We’ve extolled the virtues and business sense of establishing a well-stocked office bar. But what if your client wants to meet early in the morning and does not want a Scotch and soda before dropping the kids off at school? A law office hot tub provides a great alternative in such situations. But before you install an office hot tub, prepare sufficiently for staff and client use. We also recommend that you address two important practical and ethical issues prior to taking that first hot dip with clients.
First, develop a written fecal incident response policy and review the policy regularly with your staff. Accidents will inevitably happen, particularly if your practice includes high stress or emotionally dynamic cases. Be prepared. Have a net or scoop nearby for formed stools or a sufficient concentration of chlorine available if there is a diarrheal fecal accident (the CDC recommends at least 2mg/L of chlorine for most incidents). In addition, make sure you record any accidents in a fecal accident log. Such logs are typically available for sale at most stationery stores. Some of the more enlightened bar associations may also offer free fecal accident logs as a benefit of bar membership.
Second, carefully consider the ethics of sharing a hot tub with a client. Most ethical rules do not specifically mention hot tubs. Nevertheless, we recommended that you consult with an ethics attorney first about your plans before you take your inaugural dip with a client. If you are a male attorney, get an ethics opinion first about when or whether you should go shirtless in the hot tub, either with male or female clients. If you are a female attorney, ask your ethics counsel to inspect your bathing suit and provide an ethics opinion as to the suit’s appropriateness. While this may feel like overkill, skilled ethics counsel will be able to guide you respectfully and quickly through this process.
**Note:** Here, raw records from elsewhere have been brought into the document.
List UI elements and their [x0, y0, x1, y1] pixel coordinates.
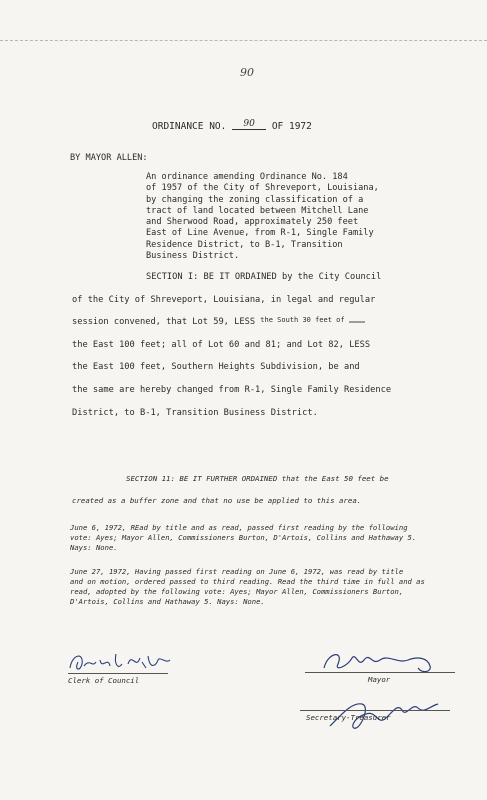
section-two-line: SECTION 11: BE IT FURTHER ORDAINED that the East 50 feet be [126, 474, 389, 483]
section-one-line: District, to B-1, Transition Business District. [72, 407, 318, 418]
top-perforation-line [0, 40, 487, 41]
handwritten-page-number: 90 [240, 66, 254, 79]
title-prefix: ORDINANCE NO. [152, 121, 227, 132]
ordinance-abstract: An ordinance amending Ordinance No. 184 of 1957 of the City of Shreveport, Louisiana, by changing the zoning classification of a tract of land located between Mitchell Lane and Sherwood Road, approximately 250 feet East of Line Avenue, from R-1, Single Family Residence District, to B-1, Transition Business District. [146, 172, 379, 262]
by-line: BY MAYOR ALLEN: [70, 153, 148, 163]
section-one-line: the East 100 feet, Southern Heights Subdivision, be and [72, 362, 360, 373]
section-one-line: the same are hereby changed from R-1, Single Family Residence [72, 384, 392, 395]
ordinance-title [152, 121, 312, 133]
final-reading-record: June 27, 1972, Having passed first reading on June 6, 1972, was read by title and on motion, ordered passed to third reading. Read the third time in full and as read, adopted by the following vote: Ayes; Mayor Allen, Commissioners Burton, D'Artois, Collins and Hathaway 5. Nays: None. [70, 567, 425, 606]
section-one [72, 266, 457, 424]
clerk-signature [66, 648, 176, 676]
section-two-line: created as a buffer zone and that no use be applied to this area. [72, 496, 362, 505]
section-one-line: SECTION I: BE IT ORDAINED by the City Council [146, 272, 382, 282]
strikethrough-mark [348, 319, 366, 325]
secretary-label: Secretary-Treasurer [306, 713, 391, 722]
section-one-text: session convened, that Lot 59, LESS [72, 317, 261, 328]
secretary-signature-line [300, 710, 450, 711]
clerk-label: Clerk of Council [68, 676, 140, 685]
mayor-signature-line [305, 672, 455, 673]
typed-insertion: the South 30 feet of [260, 316, 345, 325]
section-one-line: the East 100 feet; all of Lot 60 and 81; and Lot 82, LESS [72, 339, 371, 350]
section-two [72, 468, 457, 512]
mayor-label: Mayor [368, 675, 391, 684]
ordinance-number: 90 [232, 119, 266, 130]
first-reading-record: June 6, 1972, REad by title and as read, passed first reading by the following vote: Ayes; Mayor Allen, Commissioners Burton, D'Artois, Collins and Hathaway 5. Nays: None. [70, 523, 417, 552]
section-one-line [72, 311, 457, 334]
clerk-signature-line [68, 673, 168, 674]
section-one-line: of the City of Shreveport, Louisiana, in legal and regular [72, 294, 376, 305]
title-suffix: OF 1972 [271, 121, 312, 132]
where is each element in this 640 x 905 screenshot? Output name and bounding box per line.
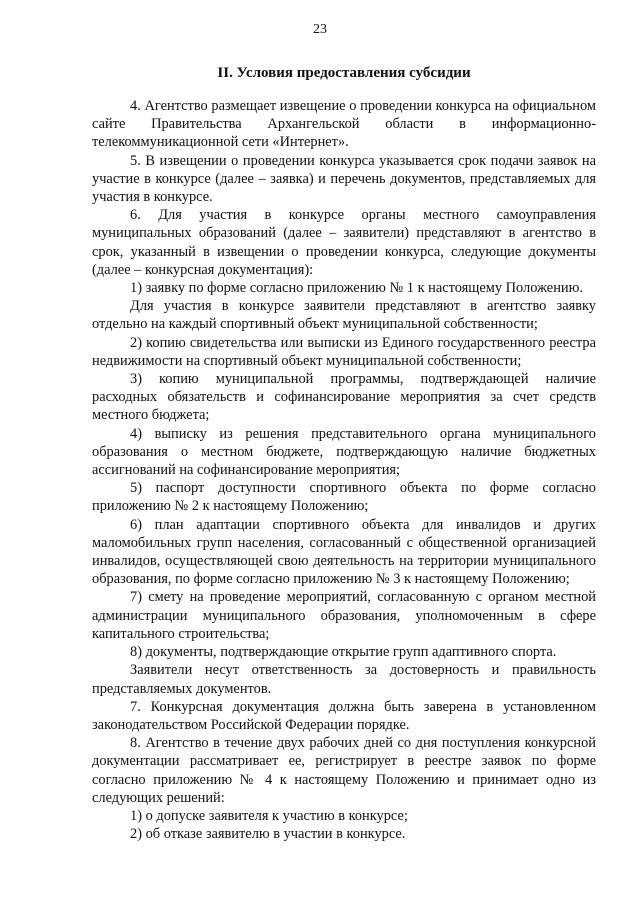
list-item-accessibility-passport: 5) паспорт доступности спортивного объекта по форме согласно приложению № 2 к настоящему Положению; [92, 480, 596, 515]
paragraph-item-5: 5. В извещении о проведении конкурса указывается срок подачи заявок на участие в конкурсе (далее – заявка) и перечень документов, представляемых для участия в конкурсе. [92, 152, 596, 206]
list-item-admission-decision: 1) о допуске заявителя к участию в конкурсе; [130, 807, 408, 824]
paragraph-separate-application: Для участия в конкурсе заявители представляют в агентство заявку отдельно на каждый спортивный объект муниципальной собственности; [92, 298, 596, 333]
paragraph-item-8: 8. Агентство в течение двух рабочих дней со дня поступления конкурсной документации рассматривает ее, регистрирует в реестре заявок по форме согласно приложению № 4 к настоящему Положению и принимает одно из следующих решений: [92, 735, 596, 806]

Ultimately, simple preparation prior to installing an office hot tub can save you considerable cost and embarrassment later. While the excitement of incorporating a hot tub into your practice is understandably palpable, don’t get caught up in that excitement and install a hot tub without first resolving two important practical and ethical considerations. Once installed, though, enjoy the hot tub with clients, who will appreciate the chance to interact with you in a much less formal manner.